Çünkü mücadele ettiği devlet hem nüfusça
çok üstün hem de zalimlikte sınır tanımayan bir millettir. Hiçbir insani ölçüsü yoktur. Ve üstelik bu zalim
millet dışarıdan yapılacak baskılara da pek kulak
asacak değildir. Hoş dünyada da pek tepki verecek
gibi gözükmüyor. Amerika menfaatinden başka bir
şey düşünmez, Avrupa kendi sırca köşkünde dış
dünyayla pek ilgilenmez, onların insanlık anlayışı
kendi insanı ile sınırlıdır.
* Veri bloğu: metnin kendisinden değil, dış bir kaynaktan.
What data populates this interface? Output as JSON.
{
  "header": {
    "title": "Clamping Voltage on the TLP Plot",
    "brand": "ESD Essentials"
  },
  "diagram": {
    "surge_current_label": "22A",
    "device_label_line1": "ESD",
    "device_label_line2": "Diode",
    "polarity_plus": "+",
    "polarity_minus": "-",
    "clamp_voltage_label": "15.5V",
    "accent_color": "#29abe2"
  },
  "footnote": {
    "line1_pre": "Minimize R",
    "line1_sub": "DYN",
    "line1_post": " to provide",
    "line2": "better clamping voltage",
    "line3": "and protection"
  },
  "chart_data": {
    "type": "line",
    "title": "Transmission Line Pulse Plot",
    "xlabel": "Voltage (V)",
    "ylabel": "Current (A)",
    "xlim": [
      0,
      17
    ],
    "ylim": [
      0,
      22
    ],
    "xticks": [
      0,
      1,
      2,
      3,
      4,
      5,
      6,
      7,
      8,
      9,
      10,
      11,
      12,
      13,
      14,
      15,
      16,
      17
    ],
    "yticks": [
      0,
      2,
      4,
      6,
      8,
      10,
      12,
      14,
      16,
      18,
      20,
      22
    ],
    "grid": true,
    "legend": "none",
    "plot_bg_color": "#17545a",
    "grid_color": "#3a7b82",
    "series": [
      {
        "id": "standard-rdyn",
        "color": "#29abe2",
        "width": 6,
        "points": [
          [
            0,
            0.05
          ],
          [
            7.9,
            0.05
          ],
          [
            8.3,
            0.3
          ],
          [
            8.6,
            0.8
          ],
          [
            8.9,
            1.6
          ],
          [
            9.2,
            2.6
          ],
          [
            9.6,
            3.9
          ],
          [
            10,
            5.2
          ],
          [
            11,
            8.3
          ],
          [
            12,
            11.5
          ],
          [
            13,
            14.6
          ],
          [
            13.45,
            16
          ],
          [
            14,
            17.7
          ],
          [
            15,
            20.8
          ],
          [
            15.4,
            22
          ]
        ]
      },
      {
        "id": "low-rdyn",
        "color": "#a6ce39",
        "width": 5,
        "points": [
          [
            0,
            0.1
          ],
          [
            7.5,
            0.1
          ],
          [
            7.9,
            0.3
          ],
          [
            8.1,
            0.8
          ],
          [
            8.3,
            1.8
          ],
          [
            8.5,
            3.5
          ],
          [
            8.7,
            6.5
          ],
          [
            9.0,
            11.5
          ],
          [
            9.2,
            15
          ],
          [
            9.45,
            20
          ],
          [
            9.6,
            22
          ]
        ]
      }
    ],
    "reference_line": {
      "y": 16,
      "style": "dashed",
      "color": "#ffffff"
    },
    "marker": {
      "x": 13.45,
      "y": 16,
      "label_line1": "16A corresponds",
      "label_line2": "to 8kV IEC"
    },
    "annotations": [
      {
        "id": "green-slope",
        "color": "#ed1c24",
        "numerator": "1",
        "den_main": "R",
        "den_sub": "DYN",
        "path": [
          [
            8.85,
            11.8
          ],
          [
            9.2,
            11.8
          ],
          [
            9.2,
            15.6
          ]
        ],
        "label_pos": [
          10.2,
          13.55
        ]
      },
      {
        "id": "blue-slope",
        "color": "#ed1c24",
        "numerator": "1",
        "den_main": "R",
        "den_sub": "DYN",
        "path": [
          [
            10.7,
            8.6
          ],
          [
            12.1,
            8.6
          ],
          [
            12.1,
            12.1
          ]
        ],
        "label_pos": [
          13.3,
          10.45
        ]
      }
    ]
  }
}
Müslüman dünyasına geAğustos 2009
lince durum içler acısı, kendisine bile faydası yok.
Hal böyle olunca bütün Müslüman coğrafyası perişan bir haldedir. Bizim gibi duyarlı olan milletler vicdanımızı biraz rahatlatmak için çıkarız sokaklara
biraz slogan atarız. Kendin çal kendin oyna hesabı.
Yaptıklarımızı küçümsemiyorum, hiçbir şey yapmamaktan iyidir elbet. Ama önemli olan neticeye
gitmektir, bir şeyleri değiştirmektir. Bakıyoruz değişen bir şey olmuyor. Niye? Kusura bakmayalım
ama Müslüman dünyasını kimse dikkate almıyor.
Uluslar arası arenada geçerli olan kural güçtür.
Güçlüysen istediğin her şeyi yapma hakkına sahipsin. Gücün varsa dikkate alınırsın. Güçlü bir
devlette de olması gereken unsurlar da şunlardır:
- Güçlü bir ekonomi. Onun için peygamberimiz(sav) “Veren el alan elden üstündür.” demiştir.
Güçlü bir ordu. Yine peygamberimiz(sav)
“Düşmanın silahı ile silahlanın” demiştir.
Bir de nüfusun fazla olması. Yine peygamberimiz(sav) “Ben ümmetimin çokluğu ile övünürüm.” demiştir.
Bugün bizler Çin’e savaş açamayacağımıza
göre, oraya gidip savaşamayacağımıza göre ne
yapabiliriz? Bizim yapabileceğimiz hem yurt içinde,
hem de yurt dışında kamuoyu oluşturarak mümkün
olduğu kadar insanlığın dikkatini Doğu Türkistan’daki vahşete çekmeye çalışmaktır. Bütün dünyaya bu Müslüman Türk kardeşlerimizin haklı
mücadelesini gösterebiliriz. En azından onlara
moral olup cesaretlendirebiliriz. Yalnız olmadıklarını hissettirebiliriz. Ata yurdu Doğu Türkistan’daki
kardeşlerimizin 150 yıllık sessiz çığlığını artık bütün
dünyaya duyurmalıyız. Uğradıkları zulme bile gözyaşı dökme fırsatı tanınmayan bu ata yurdu kardeşlerimizin sesi olabiliriz. Modern dünyanın etkin
propaganda tekniklerini kullanabiliriz
Yukarıda belirttiğim gibi güçlü devlet olmanın
şartlarından biri de güçlü ekonomidir. Çin mallarını
alarak Çin’in daha da büyümesine sebep oluyoruz.
Çin büyüdükçe uyguladığı baskı ve zulümde artacaktır. Bu durumda yapılması gereken Çin mallarını almayarak ekonomik ambara uygulamaktır.